向导-TTS: 未经发音的语音文本到语音 (Guided-TTS:Text-to-Speech with Untranscribed Speech)

Most neural text-to-speech (TTS) models require <speech, transcript> paired data from the desired speaker for high-quality speech synthesis, which limits the usage of large amounts of untranscribed data for training. In this work, we present Guided-TTS, a high-quality TTS model that learns to generate speech from untranscribed speech data. Guided-TTS combines an unconditional diffusion probabilistic model with a separately trained phoneme classifier for text-to-speech. By modeling the unconditional distribution for speech, our model can utilize the untranscribed data for training. For text-to-speech synthesis, we guide the generative process of the unconditional DDPM via phoneme classification to produce mel-spectrograms from the conditional distribution given transcript. We show that Guided-TTS achieves comparable performance with the existing methods without any transcript for LJSpeech. Our results further show that a single speaker-dependent phoneme classifier trained on multispeaker large-scale data can guide unconditional DDPMs for various speakers to perform TTS.
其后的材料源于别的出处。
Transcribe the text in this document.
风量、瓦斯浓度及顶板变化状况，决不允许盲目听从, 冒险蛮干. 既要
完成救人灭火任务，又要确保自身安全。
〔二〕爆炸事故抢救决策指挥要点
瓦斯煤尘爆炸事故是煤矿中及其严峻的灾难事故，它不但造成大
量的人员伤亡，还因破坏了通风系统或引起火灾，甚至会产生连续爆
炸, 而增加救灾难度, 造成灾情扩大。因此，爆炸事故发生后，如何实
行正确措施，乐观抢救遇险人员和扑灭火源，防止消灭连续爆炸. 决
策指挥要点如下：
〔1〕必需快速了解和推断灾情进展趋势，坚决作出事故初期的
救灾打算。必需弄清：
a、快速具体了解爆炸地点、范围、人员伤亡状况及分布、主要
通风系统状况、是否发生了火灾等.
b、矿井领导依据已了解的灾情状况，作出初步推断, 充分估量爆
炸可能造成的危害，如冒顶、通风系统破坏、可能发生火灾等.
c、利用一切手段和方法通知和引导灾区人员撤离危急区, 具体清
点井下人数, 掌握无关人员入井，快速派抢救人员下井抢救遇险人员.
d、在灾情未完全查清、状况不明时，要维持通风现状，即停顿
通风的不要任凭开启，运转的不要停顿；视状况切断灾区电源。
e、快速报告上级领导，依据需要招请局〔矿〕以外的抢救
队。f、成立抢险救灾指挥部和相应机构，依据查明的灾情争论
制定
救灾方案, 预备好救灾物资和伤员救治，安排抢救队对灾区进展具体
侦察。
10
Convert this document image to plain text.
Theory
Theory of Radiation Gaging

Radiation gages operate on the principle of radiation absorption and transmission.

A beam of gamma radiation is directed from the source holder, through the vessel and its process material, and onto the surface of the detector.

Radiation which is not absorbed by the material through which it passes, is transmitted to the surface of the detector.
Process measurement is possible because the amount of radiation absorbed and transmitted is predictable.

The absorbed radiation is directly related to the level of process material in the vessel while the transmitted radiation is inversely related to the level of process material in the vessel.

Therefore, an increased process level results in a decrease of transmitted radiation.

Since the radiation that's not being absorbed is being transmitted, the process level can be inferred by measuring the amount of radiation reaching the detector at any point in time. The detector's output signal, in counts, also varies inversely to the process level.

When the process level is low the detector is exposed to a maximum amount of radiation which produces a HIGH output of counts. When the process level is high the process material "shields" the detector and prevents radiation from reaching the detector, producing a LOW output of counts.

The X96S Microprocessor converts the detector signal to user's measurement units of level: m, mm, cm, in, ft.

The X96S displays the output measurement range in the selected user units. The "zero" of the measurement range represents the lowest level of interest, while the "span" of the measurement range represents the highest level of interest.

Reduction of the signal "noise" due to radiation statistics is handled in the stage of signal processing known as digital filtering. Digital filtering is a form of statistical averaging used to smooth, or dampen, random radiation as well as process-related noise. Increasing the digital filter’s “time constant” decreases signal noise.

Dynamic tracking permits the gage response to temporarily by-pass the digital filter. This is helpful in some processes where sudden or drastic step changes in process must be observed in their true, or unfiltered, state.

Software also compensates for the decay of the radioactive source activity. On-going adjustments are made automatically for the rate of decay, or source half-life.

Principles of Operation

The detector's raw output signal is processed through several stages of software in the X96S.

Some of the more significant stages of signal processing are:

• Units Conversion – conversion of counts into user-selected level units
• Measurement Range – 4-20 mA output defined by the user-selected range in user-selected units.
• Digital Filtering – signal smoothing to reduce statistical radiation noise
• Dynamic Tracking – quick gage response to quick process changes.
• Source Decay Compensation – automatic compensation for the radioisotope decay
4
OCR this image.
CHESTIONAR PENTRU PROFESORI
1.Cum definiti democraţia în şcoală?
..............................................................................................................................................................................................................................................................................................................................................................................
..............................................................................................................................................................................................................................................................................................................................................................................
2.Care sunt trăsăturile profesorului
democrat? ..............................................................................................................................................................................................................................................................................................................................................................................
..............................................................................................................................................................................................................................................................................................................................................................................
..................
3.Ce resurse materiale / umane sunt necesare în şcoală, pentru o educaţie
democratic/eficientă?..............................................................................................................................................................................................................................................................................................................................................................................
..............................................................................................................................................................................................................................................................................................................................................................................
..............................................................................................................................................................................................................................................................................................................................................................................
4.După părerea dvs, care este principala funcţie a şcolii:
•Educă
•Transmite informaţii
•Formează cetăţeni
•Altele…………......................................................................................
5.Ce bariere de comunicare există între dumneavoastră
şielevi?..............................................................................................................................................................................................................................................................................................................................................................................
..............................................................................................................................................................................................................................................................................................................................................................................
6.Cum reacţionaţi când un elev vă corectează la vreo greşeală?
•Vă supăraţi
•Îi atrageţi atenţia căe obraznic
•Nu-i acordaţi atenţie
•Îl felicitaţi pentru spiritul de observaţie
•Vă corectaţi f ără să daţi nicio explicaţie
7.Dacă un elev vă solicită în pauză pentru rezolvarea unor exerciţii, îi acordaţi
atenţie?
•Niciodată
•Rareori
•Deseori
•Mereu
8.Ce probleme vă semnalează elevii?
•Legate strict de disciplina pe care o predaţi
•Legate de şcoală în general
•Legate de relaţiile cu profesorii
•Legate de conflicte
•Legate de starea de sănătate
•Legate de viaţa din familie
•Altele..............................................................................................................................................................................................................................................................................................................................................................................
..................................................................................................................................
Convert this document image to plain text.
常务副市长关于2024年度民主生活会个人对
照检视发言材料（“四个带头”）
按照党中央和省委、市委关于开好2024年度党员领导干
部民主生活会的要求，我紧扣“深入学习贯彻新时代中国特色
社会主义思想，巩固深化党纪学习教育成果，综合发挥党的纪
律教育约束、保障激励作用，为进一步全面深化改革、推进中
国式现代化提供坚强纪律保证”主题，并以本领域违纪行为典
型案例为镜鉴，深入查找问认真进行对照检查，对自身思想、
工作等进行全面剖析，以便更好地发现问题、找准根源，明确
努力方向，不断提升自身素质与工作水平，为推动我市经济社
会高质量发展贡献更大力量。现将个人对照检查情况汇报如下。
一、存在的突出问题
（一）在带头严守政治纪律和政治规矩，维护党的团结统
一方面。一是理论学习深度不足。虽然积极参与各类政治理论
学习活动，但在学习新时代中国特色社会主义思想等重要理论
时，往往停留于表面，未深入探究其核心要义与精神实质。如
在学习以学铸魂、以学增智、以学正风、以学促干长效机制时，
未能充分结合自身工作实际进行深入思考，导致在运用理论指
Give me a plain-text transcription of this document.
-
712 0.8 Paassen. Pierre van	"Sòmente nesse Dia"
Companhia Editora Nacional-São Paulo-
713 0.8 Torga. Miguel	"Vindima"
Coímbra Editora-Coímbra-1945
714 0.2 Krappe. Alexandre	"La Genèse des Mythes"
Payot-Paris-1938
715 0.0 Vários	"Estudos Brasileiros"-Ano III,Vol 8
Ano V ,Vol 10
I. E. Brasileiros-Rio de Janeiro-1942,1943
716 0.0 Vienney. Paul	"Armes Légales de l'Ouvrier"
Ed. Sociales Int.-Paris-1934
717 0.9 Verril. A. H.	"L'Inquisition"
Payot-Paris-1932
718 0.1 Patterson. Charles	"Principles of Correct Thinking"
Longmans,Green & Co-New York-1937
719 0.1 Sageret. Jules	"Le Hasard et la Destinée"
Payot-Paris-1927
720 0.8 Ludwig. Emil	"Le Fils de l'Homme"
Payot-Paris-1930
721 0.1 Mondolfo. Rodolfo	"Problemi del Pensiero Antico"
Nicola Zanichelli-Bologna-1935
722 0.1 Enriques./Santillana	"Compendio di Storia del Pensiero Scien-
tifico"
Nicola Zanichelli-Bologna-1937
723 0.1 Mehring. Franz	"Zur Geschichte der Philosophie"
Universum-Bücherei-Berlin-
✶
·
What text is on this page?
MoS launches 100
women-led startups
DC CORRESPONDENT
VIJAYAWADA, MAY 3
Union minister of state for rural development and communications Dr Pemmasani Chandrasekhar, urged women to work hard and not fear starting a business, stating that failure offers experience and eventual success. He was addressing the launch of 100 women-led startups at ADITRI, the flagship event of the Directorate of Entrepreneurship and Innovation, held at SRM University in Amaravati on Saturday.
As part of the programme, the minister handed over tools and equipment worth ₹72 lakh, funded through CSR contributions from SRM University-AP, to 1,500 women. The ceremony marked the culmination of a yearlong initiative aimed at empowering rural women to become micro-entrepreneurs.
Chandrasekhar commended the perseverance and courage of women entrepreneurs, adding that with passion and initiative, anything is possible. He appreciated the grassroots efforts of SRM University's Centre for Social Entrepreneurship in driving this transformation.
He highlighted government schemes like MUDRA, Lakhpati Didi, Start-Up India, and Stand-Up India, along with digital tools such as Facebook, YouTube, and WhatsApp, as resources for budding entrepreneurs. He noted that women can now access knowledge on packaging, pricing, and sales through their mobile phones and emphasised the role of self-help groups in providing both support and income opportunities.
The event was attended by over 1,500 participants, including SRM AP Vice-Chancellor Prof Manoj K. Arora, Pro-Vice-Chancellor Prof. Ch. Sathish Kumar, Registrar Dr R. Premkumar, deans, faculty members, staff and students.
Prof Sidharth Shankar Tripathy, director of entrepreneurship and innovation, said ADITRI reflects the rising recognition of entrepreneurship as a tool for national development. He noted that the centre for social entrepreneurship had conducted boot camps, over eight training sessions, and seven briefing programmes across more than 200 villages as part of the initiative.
翻译：多数神经文本到语音模型要求从高品质语音合成所需的演讲者提供<speech, 抄录> 配对数据,这限制了大量未调出的培训数据的使用。在这项工作中,我们展示了一个高质量的 TTS 模型,即向导-TTS 模型,该模型学习用未调出的语言数据生成语音。向导- TTS 模型将无条件的传播概率模型与经过单独培训的语音到语音分类器结合起来。通过对无条件分发语音模型进行模拟,我们的模型可以将未调出的数据用于培训。对于文本到语音合成,我们通过电话分类指导无条件DDPM 的基因化过程,以便从有条件的发送给定稿中生成Mel-spectrograms。我们显示, 向导- TTS 在没有LJSpeech 任何笔录的现有方法下取得了相似的性能。我们的结果进一步显示,在多式语音大数据方面受过培训的单一依靠语音的电话分类者可以指导各种演讲者的无条件DDPMs。

相关内容

语音合成

关注 491

语音合成（Speech Synthesis），也称为文语转换（Text-to-Speech, TTS,它是将任意的输入文本转换成自然流畅的语音输出。语音合成涉及到人工智能、心理学、声学、语言学、数字信号处理、计算机科学等多个学科技术，是信息处理领域中的一项前沿技术。随着计算机技术的不断提高，语音合成技术从早期的共振峰合成,逐步发展为波形拼接合成和统计参数语音合成，再发展到混合语音合成；合成语音的质量、自然度已经得到明显提高，基本能满足一些特定场合的应用需求。目前，语音合成技术在银行、医院等的信息播报系统、汽车导航系统、自动应答呼叫中心等都有广泛应用，取得了巨大的经济效益。另外，随着智能手机、MP3、PDA 等与我们生活密切相关的媒介的大量涌现，语音合成的应用也在逐渐向娱乐、语音教学、康复治疗等领域深入。可以说语音合成正在影响着人们生活的方方面面。